One of the main reasons they chose the Edson Street house was its location. They and their seven children would be near a Catholic church and the Fifield elementary school, which is only two blocks away. When the Nephews bought their home seven years ago, Dorchester was an all-white neighborhood; now black families are moving in and the Nephews worry about their investment and their children. Last September, when they were told that to further integration two of their daughters, Patrice and Susan, would have to go to fifth grade at the new Lee school, half a mile away--the other five children were not affected--they were confused, angry and defiant. "It is our God-given right to send our children to whatever school we want," says Mrs. Nephew.
Her opposition was not caused by bigotry--Fifield was already 30% to 40% black--nor was it based on principle alone. "It's dangerous enough for my kids to walk to Fifield just two blocks away," she maintains. "I didn't see why they should travel half a mile into a district where there's even more crime." Furthermore, she adds, the girls had made friends at Fifield, and were looking forward to being taught by a favorite teacher.
When the school transfer was ordered, Nephew, an IBM programmer, and some friends asked the pastor of St. Matthew's Roman Catholic Church for help.
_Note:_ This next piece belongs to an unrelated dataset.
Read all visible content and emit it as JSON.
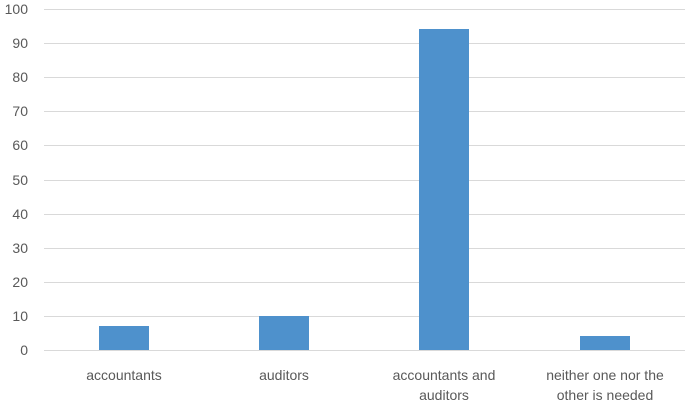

Father Leonard Burke organized the parents of about 200 children, most of whom continued to attend Fifield in defiance of the edict; school officials allowed them in the classrooms, though the children were not registered for credit. Picket lines were set up around the homes of school committeemen who had voted for the busing plan.
The parents' activities, coupled with an approaching school-committee election, produced results--and a blow to desegregation in Boston. In early October the school committee reversed busing plans throughout the city in the presence of an angry crowd of parents. The Nephews found personal vindication in the reversal. "We're called second-class citizens," Jeannette Nephew observes. "But we proved we're second to nobody in city hall."